Так и теперь, задолго еще до праздника Петрова дня, инокиня Елена, заботясь об угощении, писала любимому брату и жене его о присылке хлебного добра и вина: «Хотя сама я не пью, — говорилось в письме Авдотьи Федоровны, — так было б чем людей жаловать. Здесь ведь ничего нет, все гнилое. Хотя я вам прискучила, да что же делать? Покамест жива, поите, да кормите, да одевайте нищую».
Авдотья Федоровна ходит кругом стола, озабоченно осматривая, все ли приготовлено как следует. Бывали и прежде праздники в монастыре, еще более торжественные, но она не выказывала такой тревожной заботливости, как ныне, — тогда были гостями одни только свои люди, монастырские служилые, а теперь совсем иное, ныне соборный протопоп привез с собою царского посланца, генерала Степана Богдановича Глебова, с которого она почти не сводила глаз в продолжение обедни, прискучившись видеть всегда и везде одни только черные рясы.
Авдотья Федоровна — еще очень красивая женщина чистокровного русского типа, тридцати восьми лет, но казавшаяся моложе своего возраста. Белое, полное, почти круглое лицо сохраняло свежесть молодости; карие, большие и приятного очертания глаза смотрели из-под полуопущенных шелковистых длинных ресниц необыкновенно ласково и приветливо; полные и свежие губы говорили о потребностях жизни, далеко не аскетических, а несколько выдающаяся нижняя губа намекала на развитие чувственности.
В туалете Авдотьи Федоровны заметна заботливость, желание нравиться, какого не бывало прежде, даже и в годы молодости: тогда у нее был муж, молодой, красивый, тогда она была избалована угодливой внимательностью окружающих молодых придворных, тогда глаза ее, привыкшие к разнообразию красивых форм, не поражались ими, не так, как теперь, когда повсюду мозолили желтые, грязные, морщинистые лица, черные, грубые рясы, дырявые лохмотья или слышались резкие, визгливые голоса да монотонный говор молитв. Одежда Авдотьи Федоровны не то монашеская, не то мирская, но именно такая, какая более всего шла к ней. С головы на плечи спускался темный капюшон, еще более рельефно выказывающий молочную белизну лица; нежную шею обнимало ожерелье, с которого ниспадала на грудь жемчужная привеска; широкие рукава не скрывали красоты правильных, упругих рук; и сохранившуюся талию обрисовал широкий пояс, к которому привешены монашеские четки.
Государыня только что воротилась от обедни и в руках ее — молитвенник, но по улыбке и легкому румянцу, проступавшему на щеках, видно, что мысли ее тревожны и далеко не молитвенны.
В сенях послышалось топанье мужских сапог, и вслед за тем в полуотворенную дверь показалась приземистая фигура жирного соборного протопопа отца Федора Пустынного в бархатной камилавке, с наперсным крестом, покоившимся на упитанном чреве. Пухлое его лицо раздвинулось широкою улыбкою, а маленькие глазки в узких заплывших веках лукаво оглянули и брашна с яствами на столе, и не в уряд затейливый наряд Авдотьи Федоровны.

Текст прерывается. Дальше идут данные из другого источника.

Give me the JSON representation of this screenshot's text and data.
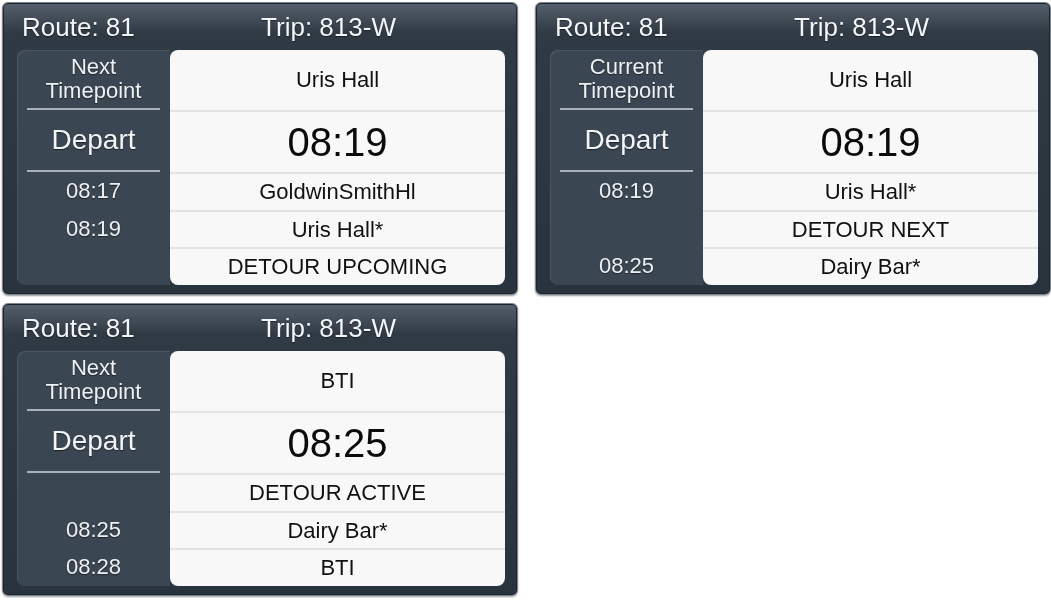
{
  "panels": [
    {
      "route": "Route: 81",
      "trip": "Trip: 813-W",
      "timepoint_label": "Next Timepoint",
      "action": "Depart",
      "stop": "Uris Hall",
      "time": "08:19",
      "rows": [
        {
          "time": "08:17",
          "stop": "GoldwinSmithHl"
        },
        {
          "time": "08:19",
          "stop": "Uris Hall*"
        },
        {
          "stop": "DETOUR UPCOMING"
        }
      ]
    },
    {
      "route": "Route: 81",
      "trip": "Trip: 813-W",
      "timepoint_label": "Current Timepoint",
      "action": "Depart",
      "stop": "Uris Hall",
      "time": "08:19",
      "rows": [
        {
          "time": "08:19",
          "stop": "Uris Hall*"
        },
        {
          "stop": "DETOUR NEXT"
        },
        {
          "time": "08:25",
          "stop": "Dairy Bar*"
        }
      ]
    },
    {
      "route": "Route: 81",
      "trip": "Trip: 813-W",
      "timepoint_label": "Next Timepoint",
      "action": "Depart",
      "stop": "BTI",
      "time": "08:25",
      "rows": [
        {
          "stop": "DETOUR ACTIVE"
        },
        {
          "time": "08:25",
          "stop": "Dairy Bar*"
        },
        {
          "time": "08:28",
          "stop": "BTI"
        }
      ]
    }
  ]
}
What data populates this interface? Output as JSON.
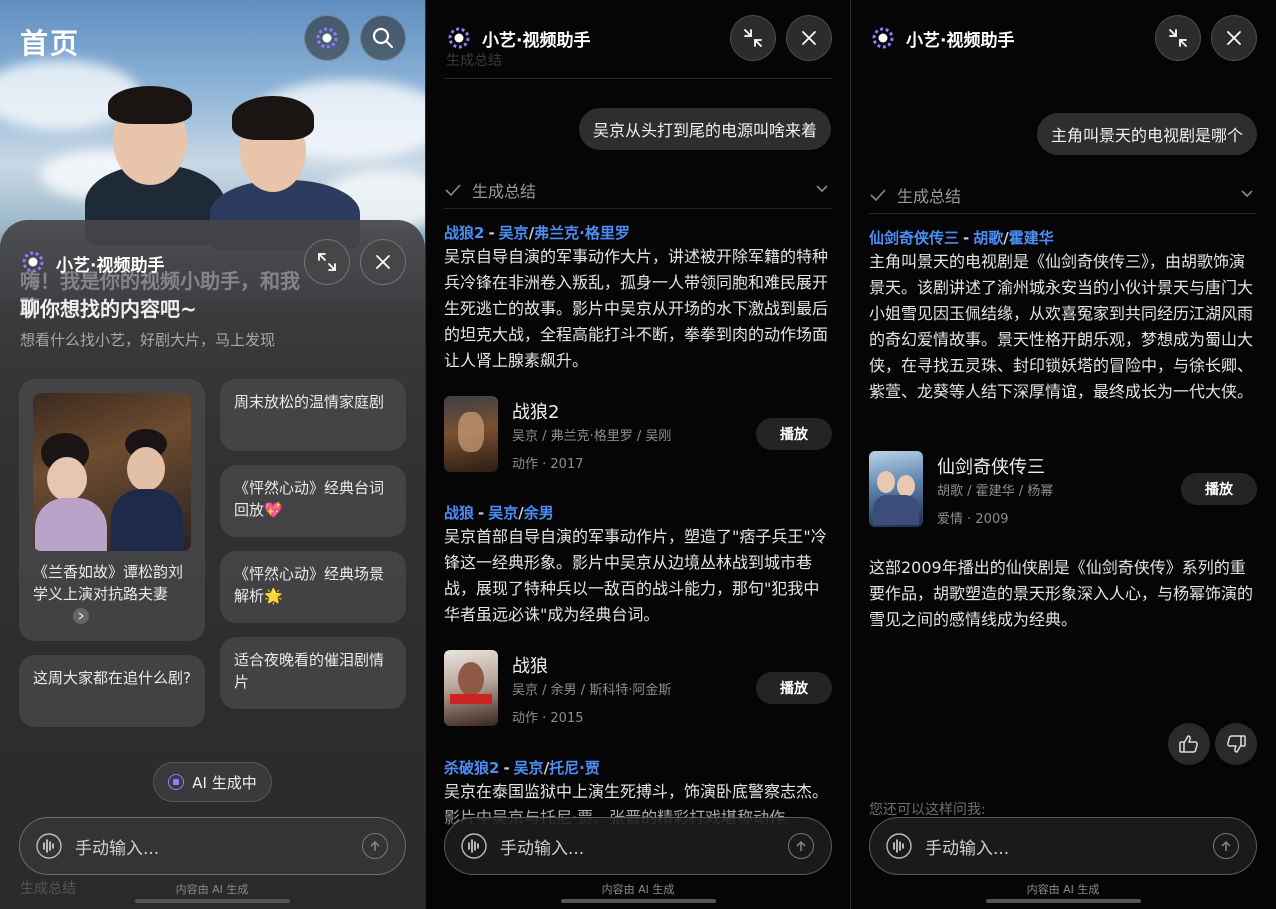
{
  "panel1": {
    "page_title": "首页",
    "assistant_title": "小艺·视频助手",
    "greeting_ghost": "嗨！我是你的视频小助手，和我聊",
    "greeting": "聊你想找的内容吧~",
    "subtitle": "想看什么找小艺，好剧大片，马上发现",
    "cards": {
      "featured": "《兰香如故》谭松韵刘学义上演对抗路夫妻",
      "weekend": "周末放松的温情家庭剧",
      "quotes": "《怦然心动》经典台词回放💖",
      "scenes": "《怦然心动》经典场景解析🌟",
      "trending": "这周大家都在追什么剧?",
      "tearjerker": "适合夜晚看的催泪剧情片"
    },
    "ai_status": "AI 生成中",
    "input_placeholder": "手动输入...",
    "footer": "内容由 AI 生成",
    "behind_summary": "生成总结"
  },
  "panel2": {
    "title": "小艺·视频助手",
    "ghost_summary": "生成总结",
    "user_query": "吴京从头打到尾的电源叫啥来着",
    "summary_label": "生成总结",
    "entries": [
      {
        "title": "战狼2",
        "people": [
          "吴京",
          "弗兰克·格里罗"
        ],
        "text": "吴京自导自演的军事动作大片，讲述被开除军籍的特种兵冷锋在非洲卷入叛乱，孤身一人带领同胞和难民展开生死逃亡的故事。影片中吴京从开场的水下激战到最后的坦克大战，全程高能打斗不断，拳拳到肉的动作场面让人肾上腺素飙升。",
        "media_title": "战狼2",
        "cast": "吴京 / 弗兰克·格里罗 / 吴刚",
        "meta": "动作 · 2017",
        "play": "播放"
      },
      {
        "title": "战狼",
        "people": [
          "吴京",
          "余男"
        ],
        "text": "吴京首部自导自演的军事动作片，塑造了\"痞子兵王\"冷锋这一经典形象。影片中吴京从边境丛林战到城市巷战，展现了特种兵以一敌百的战斗能力，那句\"犯我中华者虽远必诛\"成为经典台词。",
        "media_title": "战狼",
        "cast": "吴京 / 余男 / 斯科特·阿金斯",
        "meta": "动作 · 2015",
        "play": "播放"
      },
      {
        "title": "杀破狼2",
        "people": [
          "吴京",
          "托尼·贾"
        ],
        "text": "吴京在泰国监狱中上演生死搏斗，饰演卧底警察志杰。影片中吴京与托尼·贾、张晋的精彩打戏堪称动作"
      }
    ],
    "input_placeholder": "手动输入...",
    "footer": "内容由 AI 生成"
  },
  "panel3": {
    "title": "小艺·视频助手",
    "user_query": "主角叫景天的电视剧是哪个",
    "summary_label": "生成总结",
    "entry": {
      "title": "仙剑奇侠传三",
      "people": [
        "胡歌",
        "霍建华"
      ],
      "text": "主角叫景天的电视剧是《仙剑奇侠传三》，由胡歌饰演景天。该剧讲述了渝州城永安当的小伙计景天与唐门大小姐雪见因玉佩结缘，从欢喜冤家到共同经历江湖风雨的奇幻爱情故事。景天性格开朗乐观，梦想成为蜀山大侠，在寻找五灵珠、封印锁妖塔的冒险中，与徐长卿、紫萱、龙葵等人结下深厚情谊，最终成长为一代大侠。",
      "media_title": "仙剑奇侠传三",
      "cast": "胡歌 / 霍建华 / 杨幂",
      "meta": "爱情 · 2009",
      "play": "播放"
    },
    "closing_text": "这部2009年播出的仙侠剧是《仙剑奇侠传》系列的重要作品，胡歌塑造的景天形象深入人心，与杨幂饰演的雪见之间的感情线成为经典。",
    "hint": "您还可以这样问我:",
    "input_placeholder": "手动输入...",
    "footer": "内容由 AI 生成"
  }
}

— Во имя Отца и Сына и Святаго Духа, — важно благословил отец протопоп над протянутой рукой государыни своей пухлой дланью, которую царица поспешила облобызать с подобающим благоговением.
— Мир дому сему, здравие и благоденствие тебе государыня, и чаду твоему, — продолжал отец протопоп, подавая ей пятичастичную просфору. — Сегодня я к тебе не один: енарал твоей царской службы, господин Степан Богданович Глебов, пожелал видеть твои преславные очи, — рекомендовал он следовавшего за ним в полной военной форме военного.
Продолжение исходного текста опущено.